Viele Aussagen sind Jahrzehnte alt und gleichzeitig hoch aktuell. So schreibt er 1961 über den Fanatismus:
Diese Lehre, die nicht oft genug wiederholt werden kann, ist, daß der fanatische Glaube immer ein Übel und unvereinbar mit dem Ziel einer pluralistischen Gesellschaftsordnung ist; und daß es unsere Pflicht ist, uns dem Fanatismus in jeder Form zu widersetzen – auch dann, wenn seine Ziele ethisch einwandfrei sind, und vor allem auch dann, wenn seine Ziele die unseren sind.
Die Gefahr des Fanatismus, und die Pflicht, sich ihm dauernd entgegenzustellen, ist wohl eine der wichtigsten Lehren, die wir aus der Geschichte ziehen können.
[S. 159]
In Zeiten der „post-truth politics“, wo Fakten keine Rolle mehr spielen, sondern Gerüchte, Halbwahrheiten und Lügen inzwischen im Mainstream angekommen sind, ist Poppers Philosophie so wichtig wie seit dem Zweiten Weltkrieg nicht mehr.

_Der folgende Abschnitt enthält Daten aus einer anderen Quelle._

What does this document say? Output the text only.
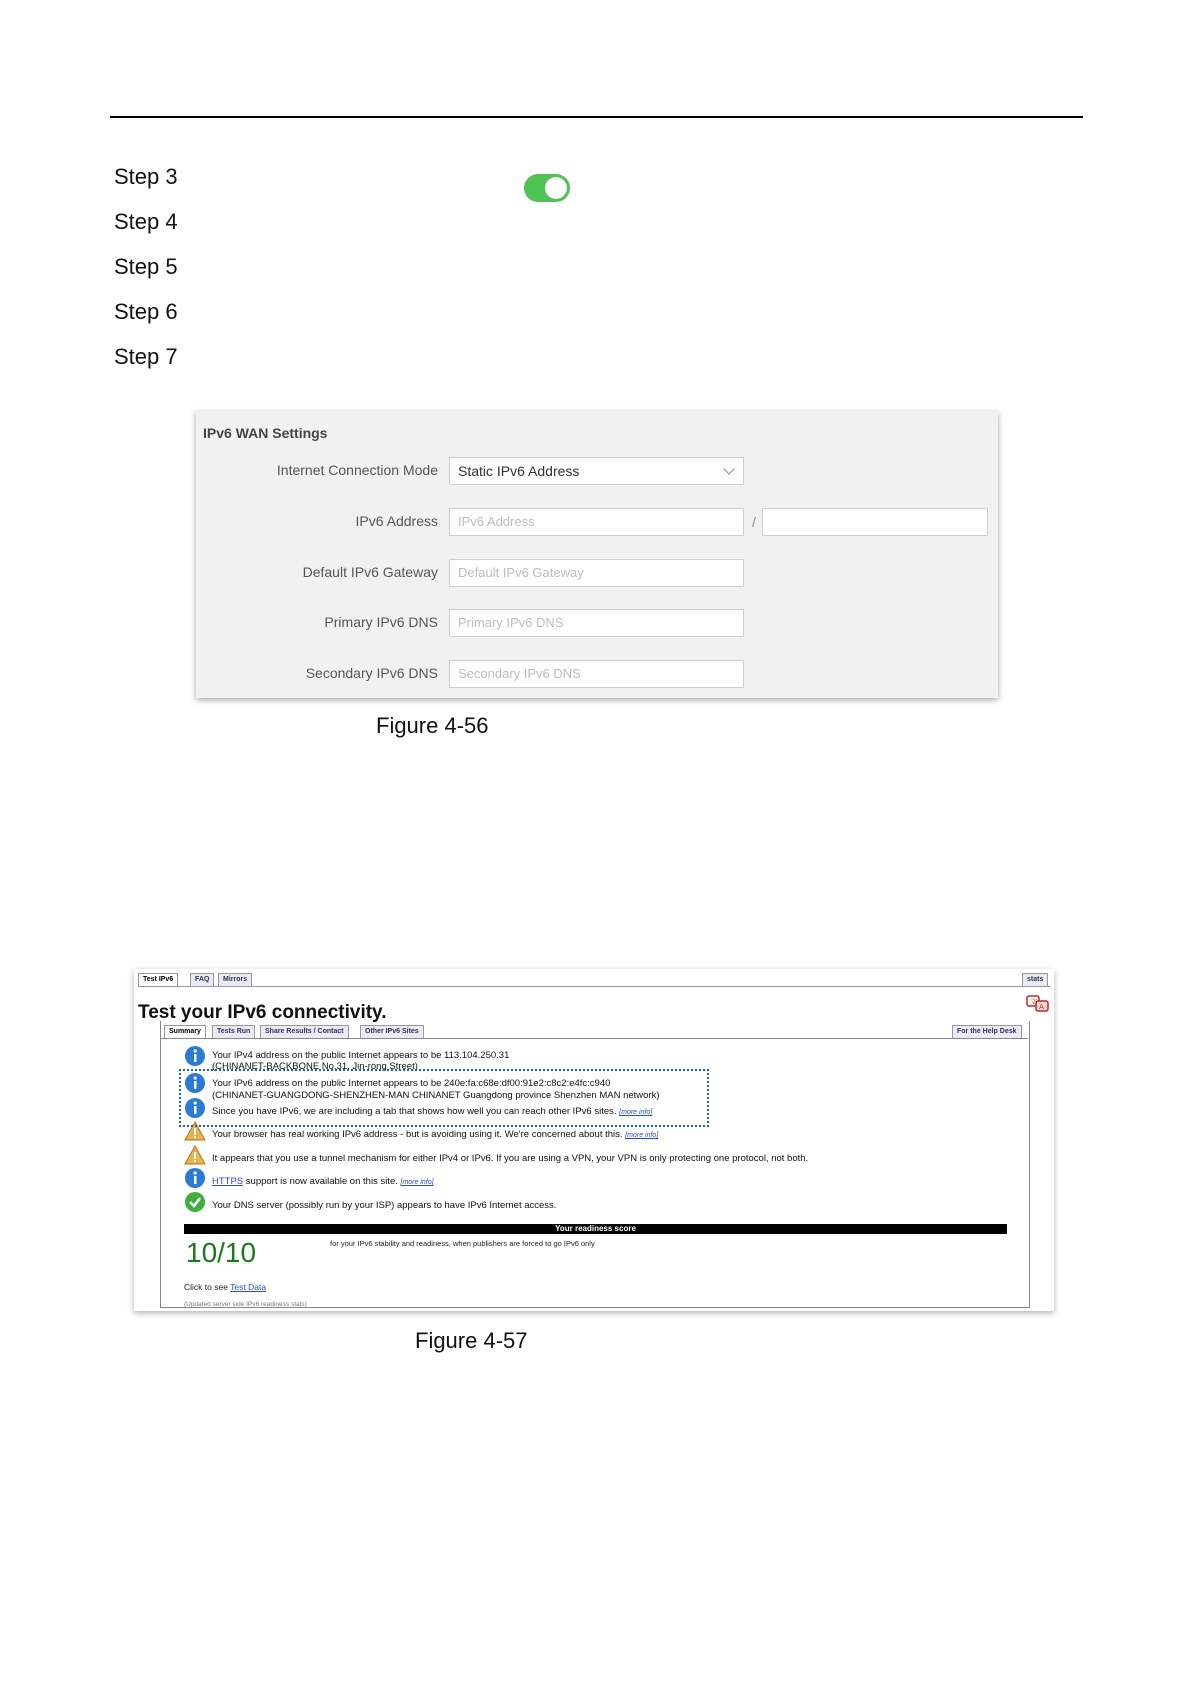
Step 3
Step 4
Step 5
Step 6
Step 7
IPv6 WAN Settings
Internet Connection Mode	Static IPv6 Address
IPv6 Address	IPv6 Address	/
Default IPv6 Gateway	Default IPv6 Gateway
Primary IPv6 DNS	Primary IPv6 DNS
Secondary IPv6 DNS	Secondary IPv6 DNS
Figure 4-56
Test IPv6	FAQ	Mirrors	stats
Test your IPv6 connectivity.	文
A
Summary	Tests Run	Share Results / Contact	Other IPv6 Sites	For the Help Desk
Your IPv4 address on the public Internet appears to be 113.104.250.31
(CHINANET-BACKBONE No.31, Jin-rong Street)
Your IPv6 address on the public Internet appears to be 240e:fa:c68e:df00:91e2:c8c2:e4fc:c940
(CHINANET-GUANGDONG-SHENZHEN-MAN CHINANET Guangdong province Shenzhen MAN network)
Since you have IPv6, we are including a tab that shows how well you can reach other IPv6 sites. [more info]
Your browser has real working IPv6 address - but is avoiding using it. We're concerned about this. [more info]
It appears that you use a tunnel mechanism for either IPv4 or IPv6. If you are using a VPN, your VPN is only protecting one protocol, not both.
HTTPS support is now available on this site. [more info]
Your DNS server (possibly run by your ISP) appears to have IPv6 Internet access.
Your readiness score
10/10	for your IPv6 stability and readiness, when publishers are forced to go IPv6 only
Click to see Test Data
(Updated server side IPv6 readiness stats)
Figure 4-57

Zusätzlich gefährden neue Überwachungstechnologien und deren Befürworter freie Gesellschaften ebenso sehr wie die klassischen Totalitarismen.
Die Bändigung unserer Leidenschaften durch die sehr begrenzte Vernünftigkeit, deren wir unvernünftige Menschen fähig sind, ist nach meiner Ansicht die einzige Hoffnung für die Menschheit.
[S. 196]
Wir können uns deshalb nur sehr viele Popper-Leser wünschen.
Karl R. Popper: Alles Leben ist Problemlösen. Über Erkenntnis, Geschichte und Politik.